Good morning. At the end of last week Liz Truss, the clear frontrunner in the Tory leadership contest, gave an interview to the Financial Times in which she appeared to rule out using benefits or one-off payments to offer further help people with their energy bills this winter. She told the paper:
Of course I will look at what more can be done. But the way I would do things is in a Conservative way of lowering the tax burden, not giving out handouts.

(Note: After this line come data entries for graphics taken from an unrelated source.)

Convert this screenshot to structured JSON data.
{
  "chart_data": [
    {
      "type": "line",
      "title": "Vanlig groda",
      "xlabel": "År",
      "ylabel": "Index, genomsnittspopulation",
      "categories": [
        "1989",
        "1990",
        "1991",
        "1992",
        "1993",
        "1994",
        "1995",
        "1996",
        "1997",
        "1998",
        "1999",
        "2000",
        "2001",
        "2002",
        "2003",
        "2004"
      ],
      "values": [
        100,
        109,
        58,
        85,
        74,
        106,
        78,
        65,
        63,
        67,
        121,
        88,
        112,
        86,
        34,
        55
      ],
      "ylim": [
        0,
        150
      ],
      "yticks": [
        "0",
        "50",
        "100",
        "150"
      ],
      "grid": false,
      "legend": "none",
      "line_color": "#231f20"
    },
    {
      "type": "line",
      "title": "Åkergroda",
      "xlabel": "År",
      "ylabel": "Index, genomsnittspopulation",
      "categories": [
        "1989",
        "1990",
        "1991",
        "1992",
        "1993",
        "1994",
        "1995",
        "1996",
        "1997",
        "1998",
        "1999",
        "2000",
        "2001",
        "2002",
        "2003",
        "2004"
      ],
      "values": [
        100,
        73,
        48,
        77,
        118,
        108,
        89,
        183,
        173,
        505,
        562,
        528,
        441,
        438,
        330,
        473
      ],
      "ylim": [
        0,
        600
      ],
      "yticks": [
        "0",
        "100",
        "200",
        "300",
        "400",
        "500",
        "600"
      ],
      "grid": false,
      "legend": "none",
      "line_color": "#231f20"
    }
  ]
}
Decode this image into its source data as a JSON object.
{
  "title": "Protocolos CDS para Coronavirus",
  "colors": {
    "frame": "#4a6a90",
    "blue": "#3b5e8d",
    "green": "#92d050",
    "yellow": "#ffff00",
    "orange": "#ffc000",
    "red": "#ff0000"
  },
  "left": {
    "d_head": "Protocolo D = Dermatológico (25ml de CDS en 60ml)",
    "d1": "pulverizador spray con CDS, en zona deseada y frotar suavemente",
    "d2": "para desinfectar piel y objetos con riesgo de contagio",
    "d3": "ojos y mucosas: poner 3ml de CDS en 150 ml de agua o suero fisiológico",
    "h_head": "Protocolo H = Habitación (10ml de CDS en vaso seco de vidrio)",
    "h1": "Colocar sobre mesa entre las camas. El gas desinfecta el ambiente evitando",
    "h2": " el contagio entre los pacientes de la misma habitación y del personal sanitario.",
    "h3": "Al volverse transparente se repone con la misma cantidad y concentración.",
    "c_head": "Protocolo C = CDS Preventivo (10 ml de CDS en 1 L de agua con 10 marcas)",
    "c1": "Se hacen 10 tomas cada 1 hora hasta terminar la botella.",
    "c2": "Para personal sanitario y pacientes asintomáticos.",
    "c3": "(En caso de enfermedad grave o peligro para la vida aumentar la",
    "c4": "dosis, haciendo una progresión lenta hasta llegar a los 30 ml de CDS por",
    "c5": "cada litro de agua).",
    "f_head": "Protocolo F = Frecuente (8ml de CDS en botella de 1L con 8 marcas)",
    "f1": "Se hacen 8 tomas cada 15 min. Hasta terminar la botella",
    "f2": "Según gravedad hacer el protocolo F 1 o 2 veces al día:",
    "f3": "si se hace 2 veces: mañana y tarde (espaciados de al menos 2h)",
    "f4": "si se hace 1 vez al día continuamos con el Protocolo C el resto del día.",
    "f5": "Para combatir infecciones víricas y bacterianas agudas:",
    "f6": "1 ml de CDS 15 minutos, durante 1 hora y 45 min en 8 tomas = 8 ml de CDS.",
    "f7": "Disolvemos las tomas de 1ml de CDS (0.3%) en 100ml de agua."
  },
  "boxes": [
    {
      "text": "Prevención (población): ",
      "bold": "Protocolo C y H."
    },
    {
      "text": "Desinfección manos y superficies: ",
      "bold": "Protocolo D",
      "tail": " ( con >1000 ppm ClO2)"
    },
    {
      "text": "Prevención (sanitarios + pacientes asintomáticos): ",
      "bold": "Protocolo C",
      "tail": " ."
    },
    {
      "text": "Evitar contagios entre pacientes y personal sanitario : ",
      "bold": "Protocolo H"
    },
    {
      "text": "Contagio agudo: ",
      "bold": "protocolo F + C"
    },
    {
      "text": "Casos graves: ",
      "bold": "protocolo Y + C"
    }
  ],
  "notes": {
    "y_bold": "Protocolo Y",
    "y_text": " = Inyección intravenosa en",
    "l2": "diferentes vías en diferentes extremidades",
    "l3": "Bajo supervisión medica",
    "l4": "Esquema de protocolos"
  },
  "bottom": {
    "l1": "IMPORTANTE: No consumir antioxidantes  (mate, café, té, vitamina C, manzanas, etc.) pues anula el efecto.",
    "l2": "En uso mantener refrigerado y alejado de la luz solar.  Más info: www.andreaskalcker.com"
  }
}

This triggered a backlash and, for the second time in a week, her campaign responded by claiming that she had been “misinterpreted”. But this controversy is probably much more significant than the one about her proposal for regional public sector pay, which she was able to bury with a hasty, on-the-day U-turn. As my colleague Aubrey Allegretti reports, the Truss campaign now say they are not ruling out any further handouts to help people with the cost of living crisis this autumn. But Truss has not resiled from the main point she was making in the FT interview, which was that she believes that the priority should be cutting tax. When she talks about “the Conservative way” (a phrase she also used in the Sunday Telegraph yesterday), she is referring to the long-standing Conservative belief that, rather than have the state take money from people through tax and then give it back to them, it is generally preferable to let them keep it in the first place.

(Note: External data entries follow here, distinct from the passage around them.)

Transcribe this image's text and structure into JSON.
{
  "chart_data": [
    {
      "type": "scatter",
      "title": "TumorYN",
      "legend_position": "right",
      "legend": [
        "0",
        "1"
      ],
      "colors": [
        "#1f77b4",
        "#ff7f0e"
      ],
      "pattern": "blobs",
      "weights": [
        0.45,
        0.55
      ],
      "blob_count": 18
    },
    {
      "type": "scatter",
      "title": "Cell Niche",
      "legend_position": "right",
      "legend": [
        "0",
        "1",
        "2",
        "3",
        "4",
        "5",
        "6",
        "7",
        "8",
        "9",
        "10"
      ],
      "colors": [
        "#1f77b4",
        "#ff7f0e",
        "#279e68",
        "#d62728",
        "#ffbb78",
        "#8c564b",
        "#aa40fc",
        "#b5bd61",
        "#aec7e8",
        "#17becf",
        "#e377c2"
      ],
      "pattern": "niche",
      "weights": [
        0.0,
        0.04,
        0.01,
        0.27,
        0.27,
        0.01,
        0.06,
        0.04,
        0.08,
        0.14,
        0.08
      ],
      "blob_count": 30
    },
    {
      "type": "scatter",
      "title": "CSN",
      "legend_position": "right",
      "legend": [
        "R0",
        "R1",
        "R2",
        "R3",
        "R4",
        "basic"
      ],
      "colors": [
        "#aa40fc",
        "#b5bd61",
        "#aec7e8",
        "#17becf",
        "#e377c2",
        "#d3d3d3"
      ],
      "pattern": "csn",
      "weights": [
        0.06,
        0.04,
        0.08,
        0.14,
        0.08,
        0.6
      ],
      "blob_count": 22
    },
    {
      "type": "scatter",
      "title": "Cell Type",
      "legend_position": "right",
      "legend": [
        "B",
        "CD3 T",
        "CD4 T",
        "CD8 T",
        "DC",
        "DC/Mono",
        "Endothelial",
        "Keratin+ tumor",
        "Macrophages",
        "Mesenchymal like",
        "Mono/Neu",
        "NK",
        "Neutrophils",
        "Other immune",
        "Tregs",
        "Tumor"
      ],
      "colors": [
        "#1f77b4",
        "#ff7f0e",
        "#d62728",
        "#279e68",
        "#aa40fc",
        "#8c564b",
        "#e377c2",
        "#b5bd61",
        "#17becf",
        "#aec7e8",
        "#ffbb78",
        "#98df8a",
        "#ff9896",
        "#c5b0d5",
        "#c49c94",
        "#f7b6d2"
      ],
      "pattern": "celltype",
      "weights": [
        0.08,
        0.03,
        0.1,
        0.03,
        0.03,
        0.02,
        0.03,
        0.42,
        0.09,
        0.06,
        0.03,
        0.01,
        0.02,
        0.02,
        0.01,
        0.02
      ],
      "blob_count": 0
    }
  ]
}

The problem with this approach is that it doesn’t work when people are facing dire poverty and in need of urgent financial support to buy food and stay warm during the winter. This is a point that Rishi Sunak has been making, and he has done so forcibly this morning in an article in the Sun. It is worth quoting from it at some length. The former chancellor says:
Families are facing a long, hard winter with rising bills.
Yet Liz’s plan to deal with that is to give a big bung to large businesses and the well-off, leaving those who most need help out in the cold.

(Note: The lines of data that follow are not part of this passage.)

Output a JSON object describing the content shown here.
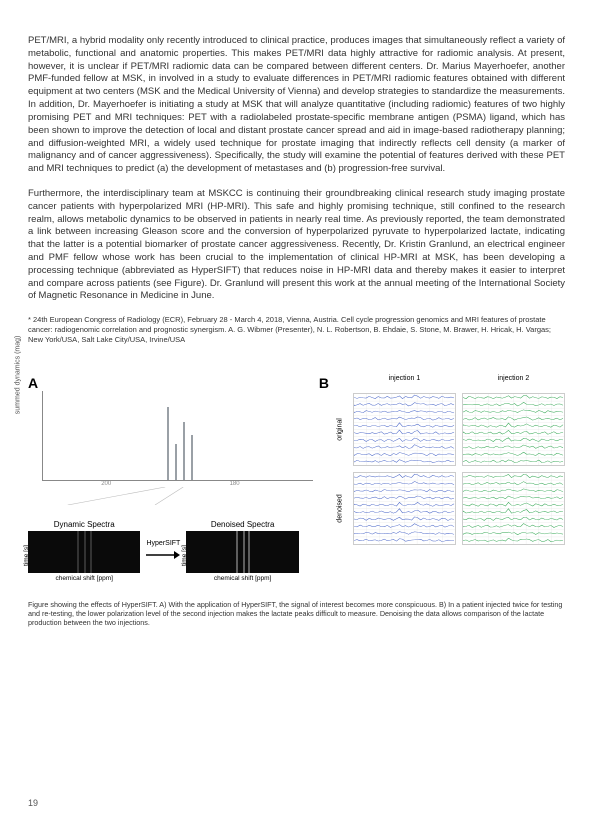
{
  "paragraphs": {
    "p1": "PET/MRI, a hybrid modality only recently introduced to clinical practice, produces images that simultaneously reflect a variety of metabolic, functional and anatomic properties. This makes PET/MRI data highly attractive for radiomic analysis. At present, however, it is unclear if PET/MRI radiomic data can be compared between different centers. Dr. Marius Mayerhoefer, another PMF-funded fellow at MSK, in involved in a study to evaluate differences in PET/MRI radiomic features obtained with different equipment at two centers (MSK and the Medical University of Vienna) and develop strategies to standardize the measurements.  In addition, Dr. Mayerhoefer is initiating a study at MSK that will analyze quantitative (including radiomic) features of two highly promising PET and MRI techniques: PET with a radiolabeled prostate-specific membrane antigen (PSMA) ligand, which has been shown to improve the detection of local and distant prostate cancer spread and aid in image-based radiotherapy planning; and diffusion-weighted MRI, a widely used technique for prostate imaging that indirectly reflects cell density (a marker of malignancy and of cancer aggressiveness). Specifically, the study will examine the potential of features derived with these PET and MRI techniques to predict (a) the development of metastases and (b) progression-free survival.",
    "p2": "Furthermore, the interdisciplinary team at MSKCC is continuing their groundbreaking clinical research study imaging prostate cancer patients with hyperpolarized MRI (HP-MRI). This safe and highly promising technique, still confined to the research realm, allows metabolic dynamics to be observed in patients in nearly real time. As previously reported, the team demonstrated a link between increasing Gleason score and the conversion of hyperpolarized pyruvate to hyperpolarized lactate, indicating that the latter is a potential biomarker of prostate cancer aggressiveness. Recently, Dr. Kristin Granlund, an electrical engineer and PMF fellow whose work has been crucial to the implementation of clinical HP-MRI at MSK, has been developing a processing technique (abbreviated as HyperSIFT) that reduces noise in HP-MRI data and thereby makes it easier to interpret and compare across patients (see Figure). Dr. Granlund will present this work at the annual meeting of the International Society of Magnetic Resonance in Medicine in June."
  },
  "citation": "* 24th European Congress of Radiology (ECR), February 28 - March 4, 2018, Vienna, Austria. Cell cycle progression genomics and MRI features of prostate cancer: radiogenomic correlation and prognostic synergism. A. G. Wibmer (Presenter), N. L. Robertson, B. Ehdaie, S. Stone, M. Brawer, H. Hricak, H. Vargas; New York/USA, Salt Lake City/USA, Irvine/USA",
  "figure": {
    "panelA": {
      "label": "A",
      "ylabel": "summed dynamics (mag)",
      "xticks": [
        "200",
        "180"
      ],
      "dynamic_title": "Dynamic Spectra",
      "denoised_title": "Denoised Spectra",
      "arrow_label": "HyperSIFT",
      "side_label": "time [s]",
      "xlabel": "chemical shift [ppm]",
      "peak_color": "#9aa0a6",
      "peaks": [
        {
          "left_pct": 46,
          "h": 82
        },
        {
          "left_pct": 49,
          "h": 40
        },
        {
          "left_pct": 52,
          "h": 65
        },
        {
          "left_pct": 55,
          "h": 50
        }
      ]
    },
    "panelB": {
      "label": "B",
      "inj1": "injection 1",
      "inj2": "injection 2",
      "row1": "original",
      "row2": "denoised",
      "color_blue": "#3f5dc4",
      "color_green": "#28a24a",
      "rows_per_box": 10
    },
    "caption": "Figure showing the effects of HyperSIFT. A) With the application of HyperSIFT, the signal of interest becomes more conspicuous. B) In a patient injected twice for testing and re-testing, the lower polarization level of the second injection makes the lactate peaks difficult to measure. Denoising the data allows comparison of the lactate production between the two injections."
  },
  "page_number": "19"
}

Worse still, she has said she will not provide direct support payments to those who are feeling the pinch most.
Scrapping the health and social care levy will give the average worker around £170.
But someone on the national living wage will get less than £60 for the year.
Pensioners will not get a penny.
And her corporation tax cuts don’t benefit small businesses – they just put money back in the coffers of the biggest companies with the largest profits.
These tax cuts simply won’t touch the sides.
We need clear-eyed realism, not starry-eyed boosterism.
Much of this sounds like a Labour party press release. That may help to explain why Truss, not Sunak, is on course to win, but it also illustrates how damaging this leadership contest has been for the reputation of the Conservative party as a whole. The candidates have been writing the scripts for Labour’s next campaign adverts.
This row is likely to carry on through the day. Brandon Lewis, the former Northern Ireland secretary, has been giving interviews this morning on behalf of Truss, and Oliver Dowden, the former Tory co-chair, has been doing the same for Sunak. I will summarise what they have been saying shortly.
There is not much in the diary today, but Truss and Sunak are both holding campaign events with Tory members, and Downing Street is holding a lobby briefing at 11.30am.